3D-Radar and Exponent are working on a next generation Geoscope X system that will include multiple sensors in addition to ground penetrating radar that would be adaptable to a variety of tactical military vehicles. “GPR is not a silver bullet,” said Thomas Örnevik, director of sales and marketing at 3D-Radar. “It is difficult or impossible to use in certain soil conditions. One approach we are taking is to combine the GPS sensor with a metal detector and camera on the sensor head. With a camera, the operator has a view of the surface just below the antenna. The disturbance of the top soil combined with a radar indication of something below the surface gives the operator a clear indication of a potential threat buried there.”

The next generation system will also be smaller, faster and perform better, according to Pye. “There was little size constraint when our goal was to put the system on the Husky vehicle,” he explained. “The objective was to get the capability out there fast. Now there is interest in putting the system on remote controlled and robotic vehicles. The new system will be suitcase sized. It can be put on any vehicle moving through high-threat area.” Pye expects the next generation Geoscope X to be ready to go within three to six months.

The Raytheon IED Task Force is currently working on some new solutions with JIEDDO that “could be potential game changers,” said Madora. “We are working with some smaller companies on developing some specific IED detection capabilities that fill requirements coming out of the theater. We hope to have this deployed within the next six months.”

Raytheon is also working on a solution with JIEDDO involving a very sensitive explosive detection capability against suicide bombers, sometimes referred to as “personnel-borne IEDs.” “Depending on how that work goes, we expect that to be deployed overseas as well,” said Madora. “Our goal is to continue to work with JIEDDO to make sure we understand capabilities gaps and wartime requirements. We will use our Raytheon core capabilities and will team with small businesses when possible to come up with solutions that we believe we can field and make a difference to warfighters.”

JIEDDO has recently shifted its technology emphasis to a focus on capabilities to characterize the human networks that support the employment of IEDs. “It has proven effective to engage the IED-making process as far upstream of the device emplacement as possible,” said Smith. “While detecting emplaced devices remains important, big dividends result from a holistic effort to disrupt the supporting network.”

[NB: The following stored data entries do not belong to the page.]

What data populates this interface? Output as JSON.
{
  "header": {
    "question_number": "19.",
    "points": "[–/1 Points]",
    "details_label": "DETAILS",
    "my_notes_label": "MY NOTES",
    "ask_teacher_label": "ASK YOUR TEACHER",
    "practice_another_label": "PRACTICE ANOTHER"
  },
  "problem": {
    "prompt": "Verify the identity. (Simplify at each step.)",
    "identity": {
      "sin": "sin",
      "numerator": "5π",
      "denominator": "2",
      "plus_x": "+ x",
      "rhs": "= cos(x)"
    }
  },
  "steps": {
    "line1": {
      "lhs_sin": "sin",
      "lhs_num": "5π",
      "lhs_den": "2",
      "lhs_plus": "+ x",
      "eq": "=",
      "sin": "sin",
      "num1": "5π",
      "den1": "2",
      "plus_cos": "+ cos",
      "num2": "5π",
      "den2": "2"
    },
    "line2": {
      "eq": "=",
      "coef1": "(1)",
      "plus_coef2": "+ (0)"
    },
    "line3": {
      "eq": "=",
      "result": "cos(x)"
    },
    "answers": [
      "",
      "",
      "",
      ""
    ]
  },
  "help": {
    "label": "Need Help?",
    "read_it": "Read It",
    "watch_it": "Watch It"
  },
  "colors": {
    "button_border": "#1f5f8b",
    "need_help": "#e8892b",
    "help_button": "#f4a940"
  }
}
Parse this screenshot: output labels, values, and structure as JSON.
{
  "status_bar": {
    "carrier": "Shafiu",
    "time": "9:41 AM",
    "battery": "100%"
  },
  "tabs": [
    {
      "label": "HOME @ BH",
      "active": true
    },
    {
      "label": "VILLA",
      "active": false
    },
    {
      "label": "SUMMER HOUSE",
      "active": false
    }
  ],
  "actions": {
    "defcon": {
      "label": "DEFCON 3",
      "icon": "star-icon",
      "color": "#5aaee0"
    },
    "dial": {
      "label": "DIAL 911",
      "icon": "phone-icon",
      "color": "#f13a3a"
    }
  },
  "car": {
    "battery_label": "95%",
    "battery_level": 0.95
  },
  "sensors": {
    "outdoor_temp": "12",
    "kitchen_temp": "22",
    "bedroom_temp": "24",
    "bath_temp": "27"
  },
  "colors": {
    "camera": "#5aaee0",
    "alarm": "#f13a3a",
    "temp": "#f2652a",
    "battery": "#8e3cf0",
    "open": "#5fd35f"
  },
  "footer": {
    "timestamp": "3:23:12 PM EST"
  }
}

The key to an eventual victory will come from the exploitation of information, Smith added. “The people who deploy IEDs or conduct suicide bombing attacks are supported by extensive networks of financiers, bomb builders, strategic planners and recruiters,” she explained. “Understanding the networks, following the money and tracking the movement of people and materials will be critical to winning the fight against IEDs.

“U.S. forces and intelligence services are collecting vast amounts of information of all types,” Smith said. “The problem is that there are not enough analysts to sift through all this data. JIEDDO has a critical need for automated tools that can successfully ingest massive amounts of information of all kinds and identify the key information and trends.”